Describe your involvement in the military community:
Outside of the regular on post positions, I have worked directly with Fort Riley ACS to coordinate more than 1000 meals through Big Red One Turkey Run and thousands of Christmas gifts through Operation North Pole by volunteering with the American Legion. I try to be a resource to other spouses whether in bigger venues, but more in one-on-one interactions including helping find resources in family advocacy, domestic situations, financial challenges and small business establishment.

Describe how you support your community:
While I believe the involvement within the military community is very important, I also see our connection with our local communities being a very valuable relationship. Our temporary communities off post support our military members in a number of ways, so I also try to support those entities. Since we've been here, that's been partnering with another veteran-owned business to raise funds and awareness for local veterans non-profits, donating a K9 ballistics vest for a local police K9, supporting entities like Bailey Military Family Support Group and working with the American Legion to continue breaking down barriers to younger veterans and their families by making it a more family friendly environment.

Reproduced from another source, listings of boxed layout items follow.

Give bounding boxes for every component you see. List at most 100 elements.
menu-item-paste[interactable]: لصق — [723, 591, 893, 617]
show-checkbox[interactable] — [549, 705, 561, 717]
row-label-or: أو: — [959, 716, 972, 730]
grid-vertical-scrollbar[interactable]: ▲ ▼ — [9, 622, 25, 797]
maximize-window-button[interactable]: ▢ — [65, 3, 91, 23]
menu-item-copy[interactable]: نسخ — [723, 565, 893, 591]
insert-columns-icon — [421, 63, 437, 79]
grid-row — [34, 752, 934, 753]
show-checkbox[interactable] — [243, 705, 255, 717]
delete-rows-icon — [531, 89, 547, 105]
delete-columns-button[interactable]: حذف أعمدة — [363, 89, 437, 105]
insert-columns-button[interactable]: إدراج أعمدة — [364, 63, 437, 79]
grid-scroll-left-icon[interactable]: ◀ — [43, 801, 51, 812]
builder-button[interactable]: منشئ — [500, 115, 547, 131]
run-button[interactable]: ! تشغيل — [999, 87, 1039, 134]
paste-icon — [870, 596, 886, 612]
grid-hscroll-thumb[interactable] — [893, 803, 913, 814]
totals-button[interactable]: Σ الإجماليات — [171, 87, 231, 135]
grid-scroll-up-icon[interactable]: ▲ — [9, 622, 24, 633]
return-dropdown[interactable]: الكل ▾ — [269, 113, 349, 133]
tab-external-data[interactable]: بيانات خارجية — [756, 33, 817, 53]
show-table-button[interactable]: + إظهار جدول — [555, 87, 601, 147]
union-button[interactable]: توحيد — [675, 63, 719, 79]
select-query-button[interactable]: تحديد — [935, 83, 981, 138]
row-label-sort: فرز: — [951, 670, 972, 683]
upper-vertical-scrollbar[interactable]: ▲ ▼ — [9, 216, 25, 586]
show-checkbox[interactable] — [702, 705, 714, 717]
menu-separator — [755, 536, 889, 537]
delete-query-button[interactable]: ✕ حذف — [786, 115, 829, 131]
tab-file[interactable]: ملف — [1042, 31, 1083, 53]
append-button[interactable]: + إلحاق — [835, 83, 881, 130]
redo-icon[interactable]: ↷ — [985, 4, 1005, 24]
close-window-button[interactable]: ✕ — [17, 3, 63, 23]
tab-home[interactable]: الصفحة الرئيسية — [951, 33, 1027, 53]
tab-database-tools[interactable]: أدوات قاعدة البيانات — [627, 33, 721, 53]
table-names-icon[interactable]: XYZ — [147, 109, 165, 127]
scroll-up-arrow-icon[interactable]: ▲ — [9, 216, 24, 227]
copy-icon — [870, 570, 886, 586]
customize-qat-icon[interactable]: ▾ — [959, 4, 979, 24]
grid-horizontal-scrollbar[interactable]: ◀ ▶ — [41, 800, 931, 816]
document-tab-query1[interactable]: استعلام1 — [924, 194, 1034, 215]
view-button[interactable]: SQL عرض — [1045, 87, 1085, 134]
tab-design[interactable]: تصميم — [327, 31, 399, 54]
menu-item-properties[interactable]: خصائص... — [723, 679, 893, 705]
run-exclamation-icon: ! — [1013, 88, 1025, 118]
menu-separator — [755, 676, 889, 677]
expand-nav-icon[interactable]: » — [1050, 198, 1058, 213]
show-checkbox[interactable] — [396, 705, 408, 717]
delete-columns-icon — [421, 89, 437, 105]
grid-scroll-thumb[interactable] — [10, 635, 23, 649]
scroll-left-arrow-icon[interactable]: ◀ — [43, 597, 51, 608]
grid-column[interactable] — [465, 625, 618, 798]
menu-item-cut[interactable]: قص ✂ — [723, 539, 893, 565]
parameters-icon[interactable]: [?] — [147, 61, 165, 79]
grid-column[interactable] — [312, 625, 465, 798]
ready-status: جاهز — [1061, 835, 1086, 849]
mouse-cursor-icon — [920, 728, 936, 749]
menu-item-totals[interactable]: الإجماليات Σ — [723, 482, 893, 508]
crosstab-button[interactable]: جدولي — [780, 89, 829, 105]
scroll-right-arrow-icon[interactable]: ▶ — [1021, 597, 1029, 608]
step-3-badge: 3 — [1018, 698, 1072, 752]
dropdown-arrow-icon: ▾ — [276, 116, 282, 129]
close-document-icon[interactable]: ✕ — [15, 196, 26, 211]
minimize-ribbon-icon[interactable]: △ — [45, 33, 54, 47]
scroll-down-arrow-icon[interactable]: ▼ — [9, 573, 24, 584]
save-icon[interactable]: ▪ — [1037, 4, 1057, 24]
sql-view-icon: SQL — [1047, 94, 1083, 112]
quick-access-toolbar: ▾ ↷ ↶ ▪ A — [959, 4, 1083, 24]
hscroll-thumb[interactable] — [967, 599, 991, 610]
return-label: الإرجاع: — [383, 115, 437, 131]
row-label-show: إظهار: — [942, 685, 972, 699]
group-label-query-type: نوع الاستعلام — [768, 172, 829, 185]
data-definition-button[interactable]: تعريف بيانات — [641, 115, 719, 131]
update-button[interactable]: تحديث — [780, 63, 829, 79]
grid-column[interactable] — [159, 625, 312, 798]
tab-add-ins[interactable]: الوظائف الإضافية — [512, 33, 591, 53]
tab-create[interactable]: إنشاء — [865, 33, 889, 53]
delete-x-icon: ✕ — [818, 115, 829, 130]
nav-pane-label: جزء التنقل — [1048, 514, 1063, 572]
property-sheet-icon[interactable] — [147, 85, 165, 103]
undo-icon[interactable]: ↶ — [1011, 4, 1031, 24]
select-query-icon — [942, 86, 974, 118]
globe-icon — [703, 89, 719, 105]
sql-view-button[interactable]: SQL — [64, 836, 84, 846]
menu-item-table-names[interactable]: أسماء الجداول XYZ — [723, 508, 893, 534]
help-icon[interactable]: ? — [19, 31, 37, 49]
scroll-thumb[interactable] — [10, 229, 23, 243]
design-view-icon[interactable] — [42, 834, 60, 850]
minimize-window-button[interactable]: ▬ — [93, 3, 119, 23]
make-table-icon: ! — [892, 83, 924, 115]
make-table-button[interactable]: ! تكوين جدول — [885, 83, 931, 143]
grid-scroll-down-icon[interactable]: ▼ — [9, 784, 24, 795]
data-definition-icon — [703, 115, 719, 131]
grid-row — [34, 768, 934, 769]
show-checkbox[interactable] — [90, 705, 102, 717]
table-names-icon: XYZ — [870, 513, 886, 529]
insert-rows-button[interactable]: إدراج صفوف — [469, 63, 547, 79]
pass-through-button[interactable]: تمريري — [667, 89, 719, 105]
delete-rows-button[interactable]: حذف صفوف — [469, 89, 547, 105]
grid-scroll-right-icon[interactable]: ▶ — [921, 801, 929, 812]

What do you advocate for? Why?
I strongly believe in breaking down the stigmas for mental health. While this has been a highlight in the active duty and veteran community for a number of years now, there's still a lack of focus on the mental health for dependents. The military has a culture that has been 'suck it up and move on' and that only works for so long before you have to face your trials and traumas and process through them. This culture has largely transferred over into the military families, especially when the data is not actively remoted where the civilian population can fully grasp the weight of being a service member and military family.

How have you spread the message of your platform/advocacy?
Through my small business, I actively share items with local entities including our local police BHCON unit and schools in the area like semicolon key fobs for them to give out as a small reminder. When I see someone, even in a local group, that is struggling, I reach out to try to provide resources available to them. I also work to share information via our American Legion social media to show the reality of the issue and provide more information on resources that are out there that might not be well-known.

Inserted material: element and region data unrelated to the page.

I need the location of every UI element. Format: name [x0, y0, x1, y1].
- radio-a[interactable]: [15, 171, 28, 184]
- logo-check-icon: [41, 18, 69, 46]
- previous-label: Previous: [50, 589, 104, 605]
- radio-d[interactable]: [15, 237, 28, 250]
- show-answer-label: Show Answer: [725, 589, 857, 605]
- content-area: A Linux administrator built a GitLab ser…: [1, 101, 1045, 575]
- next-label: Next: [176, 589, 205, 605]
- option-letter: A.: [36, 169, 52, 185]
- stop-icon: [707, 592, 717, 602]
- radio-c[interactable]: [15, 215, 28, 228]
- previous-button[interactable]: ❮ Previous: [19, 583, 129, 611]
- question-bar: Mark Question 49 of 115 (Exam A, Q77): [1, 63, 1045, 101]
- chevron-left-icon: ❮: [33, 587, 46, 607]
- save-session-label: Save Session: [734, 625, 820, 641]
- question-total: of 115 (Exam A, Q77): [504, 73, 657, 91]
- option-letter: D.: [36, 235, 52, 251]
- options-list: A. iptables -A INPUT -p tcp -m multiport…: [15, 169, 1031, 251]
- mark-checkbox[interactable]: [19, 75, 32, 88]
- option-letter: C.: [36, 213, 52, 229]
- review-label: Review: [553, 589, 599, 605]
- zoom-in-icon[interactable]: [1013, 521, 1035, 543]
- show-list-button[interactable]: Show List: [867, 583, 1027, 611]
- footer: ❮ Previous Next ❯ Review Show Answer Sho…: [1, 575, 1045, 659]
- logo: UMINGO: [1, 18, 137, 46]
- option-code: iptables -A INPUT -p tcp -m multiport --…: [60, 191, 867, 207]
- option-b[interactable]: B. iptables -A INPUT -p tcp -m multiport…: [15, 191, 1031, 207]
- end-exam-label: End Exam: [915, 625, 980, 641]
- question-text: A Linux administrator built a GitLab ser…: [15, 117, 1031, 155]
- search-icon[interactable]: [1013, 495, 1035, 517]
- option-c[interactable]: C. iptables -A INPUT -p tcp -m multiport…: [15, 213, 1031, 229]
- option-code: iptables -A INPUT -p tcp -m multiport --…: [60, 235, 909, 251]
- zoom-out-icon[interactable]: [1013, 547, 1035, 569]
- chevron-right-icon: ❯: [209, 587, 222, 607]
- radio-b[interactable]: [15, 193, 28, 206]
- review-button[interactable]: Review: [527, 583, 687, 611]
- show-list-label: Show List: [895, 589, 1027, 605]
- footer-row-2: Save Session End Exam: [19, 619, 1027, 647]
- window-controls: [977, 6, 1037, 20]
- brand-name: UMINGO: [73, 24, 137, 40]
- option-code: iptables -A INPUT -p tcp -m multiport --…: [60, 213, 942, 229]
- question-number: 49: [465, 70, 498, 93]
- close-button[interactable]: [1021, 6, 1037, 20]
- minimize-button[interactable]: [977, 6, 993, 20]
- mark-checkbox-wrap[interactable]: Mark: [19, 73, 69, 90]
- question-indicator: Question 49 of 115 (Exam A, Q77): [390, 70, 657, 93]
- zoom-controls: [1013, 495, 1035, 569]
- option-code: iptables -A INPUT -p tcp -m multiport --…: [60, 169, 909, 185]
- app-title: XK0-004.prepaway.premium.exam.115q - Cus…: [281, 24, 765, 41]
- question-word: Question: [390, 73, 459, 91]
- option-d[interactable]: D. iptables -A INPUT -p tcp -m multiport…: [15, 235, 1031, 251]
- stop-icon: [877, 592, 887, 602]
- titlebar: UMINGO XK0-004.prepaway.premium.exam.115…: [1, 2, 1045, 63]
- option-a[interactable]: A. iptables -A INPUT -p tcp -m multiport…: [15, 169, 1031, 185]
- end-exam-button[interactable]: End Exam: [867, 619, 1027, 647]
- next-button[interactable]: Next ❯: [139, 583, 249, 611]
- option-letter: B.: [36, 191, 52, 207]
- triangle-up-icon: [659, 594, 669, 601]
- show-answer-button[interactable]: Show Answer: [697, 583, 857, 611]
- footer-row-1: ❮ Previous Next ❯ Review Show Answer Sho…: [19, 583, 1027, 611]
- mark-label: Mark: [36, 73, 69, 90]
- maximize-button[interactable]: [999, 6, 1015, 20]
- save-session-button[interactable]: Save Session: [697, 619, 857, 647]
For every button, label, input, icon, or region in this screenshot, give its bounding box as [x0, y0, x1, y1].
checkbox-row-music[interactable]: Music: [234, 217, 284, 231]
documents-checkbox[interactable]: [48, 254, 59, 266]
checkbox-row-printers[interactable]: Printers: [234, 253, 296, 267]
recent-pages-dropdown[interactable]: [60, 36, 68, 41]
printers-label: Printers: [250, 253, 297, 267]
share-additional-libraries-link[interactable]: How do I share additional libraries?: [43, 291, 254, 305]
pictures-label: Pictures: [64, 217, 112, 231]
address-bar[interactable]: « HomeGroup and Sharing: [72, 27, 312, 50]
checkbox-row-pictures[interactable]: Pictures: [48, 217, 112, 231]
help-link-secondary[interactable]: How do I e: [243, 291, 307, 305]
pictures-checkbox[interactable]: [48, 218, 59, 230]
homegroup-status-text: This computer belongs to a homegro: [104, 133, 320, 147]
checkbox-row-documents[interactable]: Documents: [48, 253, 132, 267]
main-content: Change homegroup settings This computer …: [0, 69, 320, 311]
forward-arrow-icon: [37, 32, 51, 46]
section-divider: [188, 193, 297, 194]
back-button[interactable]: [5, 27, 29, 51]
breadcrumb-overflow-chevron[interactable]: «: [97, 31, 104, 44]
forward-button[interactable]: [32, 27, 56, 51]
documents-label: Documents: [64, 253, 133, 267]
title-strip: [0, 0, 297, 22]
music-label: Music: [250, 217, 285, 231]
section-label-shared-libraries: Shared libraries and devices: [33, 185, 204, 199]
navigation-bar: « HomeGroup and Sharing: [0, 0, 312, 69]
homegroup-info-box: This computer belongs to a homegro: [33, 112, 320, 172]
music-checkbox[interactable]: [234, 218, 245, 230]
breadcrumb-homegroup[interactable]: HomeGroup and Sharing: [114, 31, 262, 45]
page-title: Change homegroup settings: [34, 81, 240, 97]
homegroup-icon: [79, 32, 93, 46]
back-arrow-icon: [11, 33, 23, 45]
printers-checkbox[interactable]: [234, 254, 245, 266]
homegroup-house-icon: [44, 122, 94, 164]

What do you hope to accomplish with the AFI Military Spouse of the Year® title?
As I do within my small business and homeschool group, my focus is to show that everyone is capable of doing something. Sometimes we can get so overwhelmed in this lifestyle that it seems that only one person can't accomplish much. The fact is that even big organizations started as one person with an idea. Even if our impact is small, it often starts a domino effect in those around us because it helps them realize that every small impact can affect the bigger picture.

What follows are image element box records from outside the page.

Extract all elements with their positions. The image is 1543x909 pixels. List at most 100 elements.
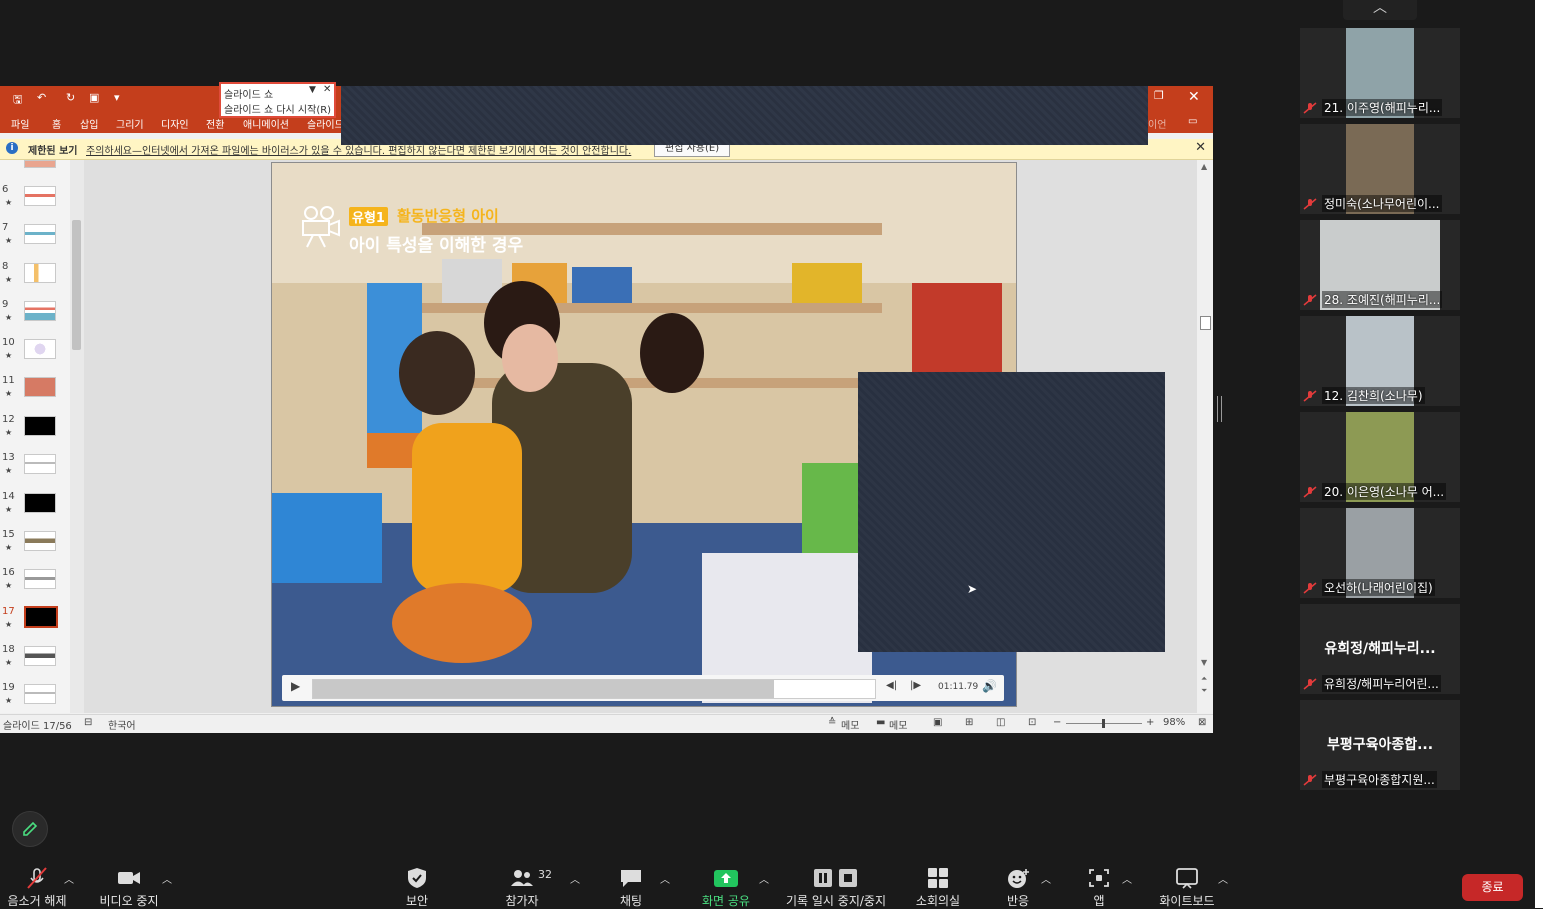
ribbon-tab-transitions[interactable]: 전환 — [206, 116, 224, 131]
zoom-level[interactable]: 98% — [1163, 717, 1185, 728]
dropdown-icon[interactable]: ▼ — [309, 85, 316, 95]
restore-window-icon[interactable]: ❐ — [1154, 89, 1164, 102]
redo-icon[interactable]: ↻ — [66, 91, 75, 104]
volume-icon[interactable]: 🔊 — [982, 679, 997, 693]
save-icon[interactable]: 🖫 — [13, 91, 22, 110]
customize-qat-icon[interactable]: ▾ — [114, 91, 120, 104]
chat-button[interactable]: ︿ 채팅 — [606, 855, 670, 908]
window-edge — [1535, 0, 1543, 908]
slide-sorter-icon[interactable]: ⊞ — [965, 717, 973, 728]
star-icon: ★ — [5, 275, 13, 284]
chevron-up-icon[interactable]: ︿ — [660, 871, 670, 886]
participants-count: 32 — [538, 868, 552, 881]
star-icon: ★ — [5, 696, 13, 705]
chevron-up-icon[interactable]: ︿ — [759, 871, 769, 886]
accessibility-icon[interactable]: ⊟ — [84, 717, 92, 728]
chevron-up-icon: ︿ — [1373, 0, 1387, 16]
participant-tile[interactable]: 부평구육아종합... 부평구육아종합지원... — [1300, 700, 1460, 790]
zoom-in-icon[interactable]: + — [1146, 717, 1154, 728]
thumbnail-image — [24, 224, 56, 244]
comments-button[interactable]: 메모 — [889, 717, 907, 732]
ribbon-tab-home[interactable]: 홈 — [52, 116, 61, 131]
ribbon-tab-draw[interactable]: 그리기 — [116, 116, 144, 131]
apps-button[interactable]: ︿ 앱 — [1074, 855, 1132, 908]
video-camera-icon — [297, 203, 343, 249]
notes-icon[interactable]: ≙ — [828, 717, 836, 728]
scroll-up-icon[interactable]: ▲ — [1201, 162, 1207, 171]
stop-video-button[interactable]: ︿ 비디오 중지 — [92, 855, 172, 908]
restart-slideshow-item[interactable]: 슬라이드 쇼 다시 시작(R) — [224, 101, 331, 116]
slide-thumbnails-pane: 6 ★ 7 ★ 8 ★ 9 ★ 10 ★ 11 ★ 12 ★ 13 ★ 14 ★… — [0, 160, 70, 713]
slideshow-popup-title: 슬라이드 쇼 — [224, 90, 274, 101]
participant-tile[interactable]: 21. 이주영(해피누리... — [1300, 28, 1460, 118]
whiteboard-button[interactable]: ︿ 화이트보드 — [1154, 855, 1228, 908]
chevron-up-icon[interactable]: ︿ — [1218, 871, 1228, 886]
zoom-slider[interactable] — [1066, 719, 1142, 728]
thumbnail-image — [24, 377, 56, 397]
ribbon-tab-design[interactable]: 디자인 — [161, 116, 189, 131]
shield-icon — [408, 868, 426, 888]
chevron-up-icon[interactable]: ︿ — [570, 871, 580, 886]
gallery-scroll-up-button[interactable]: ︿ — [1343, 0, 1417, 20]
reactions-button[interactable]: ︿ 반응 — [993, 855, 1051, 908]
slide-scroll-thumb[interactable] — [1200, 316, 1211, 330]
previous-slide-icon[interactable]: ⏶ — [1201, 674, 1207, 684]
zoom-slider-thumb[interactable] — [1102, 719, 1105, 728]
slideshow-popup[interactable]: 슬라이드 쇼 ▼ ✕ 슬라이드 쇼 다시 시작(R) — [219, 82, 336, 118]
zoom-out-icon[interactable]: − — [1053, 717, 1061, 728]
slideshow-quick-icon[interactable]: ▣ — [89, 91, 99, 104]
video-progress-track[interactable] — [312, 679, 876, 699]
scroll-down-icon[interactable]: ▼ — [1201, 658, 1207, 667]
participant-tile[interactable]: 20. 이은영(소나무 어... — [1300, 412, 1460, 502]
annotate-button[interactable] — [12, 811, 48, 847]
comment-icon[interactable]: ▬ — [876, 717, 885, 728]
comments-icon[interactable]: ▭ — [1188, 116, 1197, 127]
participants-button[interactable]: 32 ︿ 참가자 — [497, 855, 580, 908]
reading-view-icon[interactable]: ◫ — [996, 717, 1005, 728]
participant-tile[interactable]: 유희정/해피누리... 유희정/해피누리어린... — [1300, 604, 1460, 694]
video-time: 01:11.79 — [938, 682, 979, 692]
chevron-up-icon[interactable]: ︿ — [1122, 871, 1132, 886]
participant-tile[interactable]: 28. 조예진(해피누리... — [1300, 220, 1460, 310]
thumbnail-number: 6 — [2, 184, 9, 195]
undo-icon[interactable]: ↶ — [37, 91, 46, 104]
thumbnail-image — [24, 493, 56, 513]
rewind-icon[interactable]: ◀| — [886, 680, 897, 691]
participant-name: 유희정/해피누리어린... — [1322, 675, 1441, 692]
ribbon-tab-animations[interactable]: 애니메이션 — [243, 116, 289, 131]
close-icon[interactable]: ✕ — [1195, 140, 1206, 155]
language-indicator[interactable]: 한국어 — [108, 717, 136, 732]
chevron-up-icon[interactable]: ︿ — [162, 871, 172, 886]
panel-splitter-handle[interactable] — [1217, 396, 1222, 422]
next-slide-icon[interactable]: ⏷ — [1201, 686, 1207, 696]
ribbon-tab-slideshow[interactable]: 슬라이드 — [307, 116, 344, 131]
participant-tile[interactable]: 정미숙(소나무어린이... — [1300, 124, 1460, 214]
chevron-up-icon[interactable]: ︿ — [64, 871, 74, 886]
slide-scrollbar[interactable]: ▲ ▼ ⏶ ⏷ — [1197, 160, 1213, 713]
close-window-icon[interactable]: ✕ — [1188, 89, 1200, 105]
participant-tile[interactable]: 12. 김찬희(소나무) — [1300, 316, 1460, 406]
muted-mic-icon — [27, 867, 47, 889]
chevron-up-icon[interactable]: ︿ — [1041, 871, 1051, 886]
thumbnail-scroll-thumb[interactable] — [72, 220, 81, 350]
breakout-rooms-button[interactable]: 소회의실 — [910, 855, 966, 908]
forward-icon[interactable]: |▶ — [910, 680, 921, 691]
notes-button[interactable]: 메모 — [841, 717, 859, 732]
play-icon[interactable]: ▶ — [291, 679, 300, 693]
normal-view-icon[interactable]: ▣ — [933, 717, 942, 728]
video-camera-icon — [118, 872, 140, 884]
security-button[interactable]: 보안 — [392, 855, 442, 908]
unmute-button[interactable]: ︿ 음소거 해제 — [0, 855, 74, 908]
share-screen-button[interactable]: ︿ 화면 공유 — [696, 855, 769, 908]
end-meeting-button[interactable]: 종료 — [1462, 874, 1523, 901]
close-icon[interactable]: ✕ — [323, 84, 331, 95]
ribbon-tab-insert[interactable]: 삽입 — [80, 116, 98, 131]
thumbnail-scrollbar[interactable] — [70, 160, 84, 713]
slide-thumbnail-partial[interactable] — [24, 160, 56, 168]
thumbnail-number: 10 — [2, 337, 15, 348]
fit-to-window-icon[interactable]: ⊠ — [1198, 717, 1206, 728]
pause-stop-recording-button[interactable]: 기록 일시 중지/중지 — [782, 855, 890, 908]
slideshow-view-icon[interactable]: ⊡ — [1028, 717, 1036, 728]
ribbon-tab-file[interactable]: 파일 — [11, 116, 29, 131]
participant-tile[interactable]: 오선하(나래어린이집) — [1300, 508, 1460, 598]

Mindy goes above and beyond to support the community. Not only is she a spouse to an active duty soldier, she's also a veteran herself. She hasn't let being a disabled veteran stop her from making a difference. She has raised thousands for various nonprofits and is constantly doing things for our first responders. She raised enough money to buy a protective vest for our local K-9 unit. She volunteers her time with various organizations and teaches her children about the importance of making an impact. Mindy was injured during her time in Iraq but uses that as a way to inspire others and not to feel sorry for herself. She needs medical procedures done on the regular but always has time to use her small business to raise funds for charity. Nobody deserves recognition more than Mindy King!